Based on these findings, the National IPV Prevention Council outlines four strategies to guide prevention work forward. These recommendations offer a roadmap for programs seeking to deepen impact, strengthen sustainability, and meet the evolving needs of communities:

  1. Strengthen Community-Based Prevention Efforts
    • Expand beyond individual-level education and engage the settings where people live, work, and gather.
    • Address the social and structural factors that create conditions where violence is more or less likely to happen.
    • Embed prevention into existing community priorities to increase reach and relevance.
  2. Build Supportive Evaluation Practices

    • Integrate evaluation from the start, not as an add-on.
    • Focus on measuring outcomes that matter: changes in norms, environments, and systems, not just participation numbers.
    • Use evaluation data to refine strategies, demonstrate impact, and make the case for continued investment.
  3. Expand and Diversify Prevention Funding
    • Advocate for funding streams that reflect the scope and scale of prevention work.
    • Explore new funding partners, including public health, education, economic justice, and housing sectors.
    • Align funding with multi-level strategies that address root causes and promote long-term change.
  4. Foster Creative Partnerships
    • Build coalitions across sectors  including those not traditionally engaged in violence prevention.
    • Partner with organizations focused on economic stability, housing, and public safety to address shared goals.
    • Use partnerships to amplify reach, share resources, and create lasting infrastructure for prevention.

What This Means for Prevention Practice

For practitioners, the implications are clear: prevention work must evolve beyond isolated, individual-level interventions and toward comprehensive, collaborative, and sustainable approaches.

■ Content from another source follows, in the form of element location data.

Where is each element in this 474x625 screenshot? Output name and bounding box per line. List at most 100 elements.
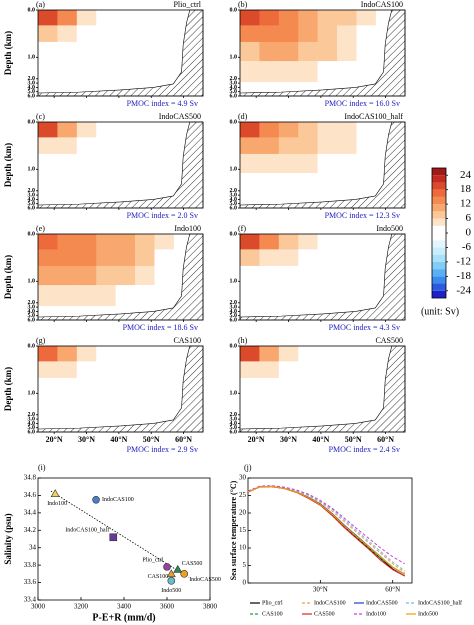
y-tick-label: 2.0 (230, 76, 238, 82)
legend-label: IndoCAS500 (366, 600, 398, 606)
stream-cell (317, 173, 338, 195)
y-tick-label: 5.0 (230, 89, 238, 95)
stream-cell (135, 249, 155, 267)
y-tick-label: 33.4 (24, 596, 37, 604)
legend-label: CAS100 (262, 611, 283, 617)
stream-cell (154, 25, 175, 43)
panel-label: (b) (238, 0, 248, 9)
y-axis-label: Depth (km) (3, 255, 13, 299)
stream-cell (115, 397, 136, 419)
stream-cell (115, 234, 136, 250)
stream-cell (57, 153, 78, 174)
stream-cell (337, 41, 357, 62)
y-tick-label: 0.0 (230, 231, 238, 237)
stream-cell (115, 122, 136, 138)
stream-cell (57, 41, 78, 62)
stream-cell (298, 122, 318, 138)
stream-cell (259, 265, 280, 286)
stream-cell (96, 173, 116, 195)
stream-cell (76, 397, 97, 419)
stream-cell (240, 346, 260, 362)
stream-cell (76, 61, 97, 83)
colorbar-tick-label: 24 (460, 169, 472, 181)
stream-cell (135, 377, 155, 398)
point (50, 489, 60, 497)
stream-cell (298, 249, 318, 267)
plot-frame (239, 345, 406, 433)
stream-cell (76, 361, 97, 379)
stream-cell (278, 153, 299, 174)
stream-cell (38, 137, 58, 155)
y-tick-label: 34.2 (24, 526, 37, 534)
pmoc-index: PMOC index = 2.0 Sv (127, 211, 198, 220)
stream-cell (135, 346, 155, 362)
stream-cell (96, 397, 116, 419)
stream-cell (240, 285, 260, 307)
y-tick-label: 1.0 (28, 391, 36, 397)
panel-label: (g) (36, 336, 46, 345)
stream-cell (240, 153, 260, 174)
colorbar-swatch (432, 269, 446, 277)
stream-cell (38, 173, 58, 195)
stream-cell (154, 153, 175, 174)
y-tick-label: 4.0 (230, 197, 238, 203)
stream-cell (356, 25, 377, 43)
stream-cell (298, 153, 318, 174)
stream-cell (278, 397, 299, 419)
stream-cell (356, 377, 377, 398)
panel-label: (f) (238, 224, 246, 233)
stream-cell (278, 346, 299, 362)
x-tick-label: 3000 (31, 603, 46, 611)
y-tick-label: 2.0 (230, 412, 238, 418)
stream-cell (135, 234, 155, 250)
y-tick-label: 0 (243, 579, 247, 587)
x-tick-label: 30°N (78, 435, 95, 444)
stream-cell (115, 10, 136, 26)
y-tick-label: 6.0 (230, 205, 238, 211)
x-tick-label: 50°N (143, 435, 160, 444)
stream-cell (240, 10, 260, 26)
y-tick-label: 5.0 (28, 425, 36, 431)
stream-cell (278, 10, 299, 26)
stream-cell (135, 10, 155, 26)
stream-cell (38, 249, 58, 267)
stream-cell (278, 234, 299, 250)
x-tick-label: 30°N (313, 586, 328, 594)
y-tick-label: 34.4 (24, 508, 37, 516)
stream-cell (76, 173, 97, 195)
colorbar-swatch (432, 175, 446, 183)
y-tick-label: 3.0 (28, 416, 36, 422)
y-tick-label: 5.0 (230, 201, 238, 207)
stream-cell (259, 249, 280, 267)
pmoc-index: PMOC index = 4.3 Sv (329, 323, 400, 332)
stream-cell (57, 361, 78, 379)
colorbar-swatch (432, 196, 446, 205)
stream-cell (317, 249, 338, 267)
stream-cell (96, 361, 116, 379)
panel-title: Indo500 (376, 224, 403, 233)
colorbar-swatch (432, 247, 446, 255)
stream-cell (154, 137, 175, 155)
stream-cell (96, 285, 116, 307)
y-tick-label: 3.0 (28, 304, 36, 310)
stream-cell (38, 61, 58, 83)
colorbar-swatch (432, 218, 446, 226)
stream-cell (337, 265, 357, 286)
stream-cell (240, 25, 260, 43)
colorbar-tick-label: -6 (462, 241, 472, 253)
stream-cell (356, 61, 377, 83)
stream-cell (298, 61, 318, 83)
sst-line (247, 485, 406, 577)
stream-cell (57, 10, 78, 26)
stream-cell (135, 137, 155, 155)
pmoc-index: PMOC index = 18.6 Sv (123, 323, 198, 332)
stream-cell (298, 397, 318, 419)
stream-cell (259, 397, 280, 419)
stream-cell (57, 265, 78, 286)
stream-cell (278, 361, 299, 379)
stream-cell (76, 153, 97, 174)
stream-cell (76, 10, 97, 26)
stream-cell (57, 61, 78, 83)
colorbar-swatch (432, 261, 446, 270)
x-tick-label: 30°N (280, 435, 297, 444)
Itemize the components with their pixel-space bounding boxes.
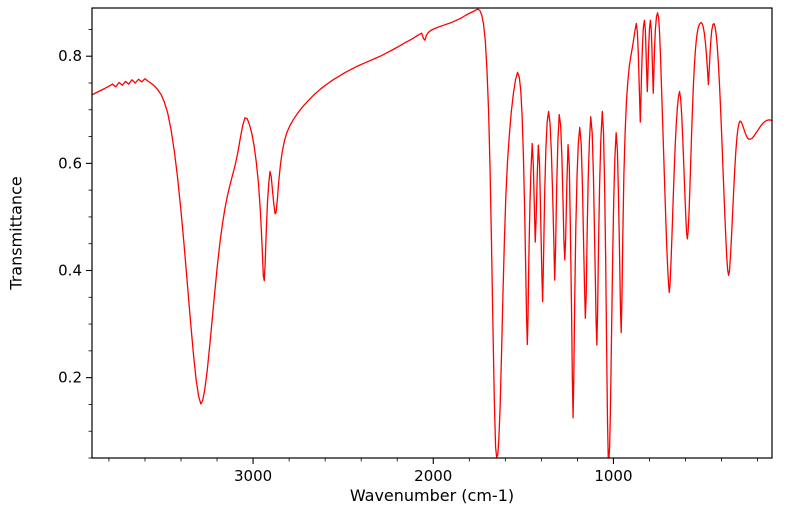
y-tick-label: 0.8 — [58, 47, 82, 65]
x-tick-label: 1000 — [594, 467, 632, 485]
y-axis-label: Transmittance — [6, 176, 26, 290]
y-tick-label: 0.4 — [58, 262, 82, 280]
plot-frame — [91, 7, 773, 459]
x-tick-label: 2000 — [414, 467, 452, 485]
y-tick-label: 0.2 — [58, 369, 82, 387]
x-tick-label: 3000 — [234, 467, 272, 485]
spectrum-line — [91, 8, 773, 459]
x-axis-label: Wavenumber (cm-1) — [349, 486, 515, 505]
y-tick-label: 0.6 — [58, 154, 82, 172]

Programs that embrace these strategies are better positioned to:

  • Influence the broader conditions that enable or prevent violence
  • Build evidence of effectiveness and secure long-term support
  • Sustain their work through diverse funding streams
  • Strengthen community ownership and long-term impact


The National Prevention Scan Report offers more than a snapshot. It’s a roadmap. By embracing the Council’s four recommended strategies and adapting them to local contexts, prevention programs can deepen their impact, strengthen partnerships, and contribute to lasting social change.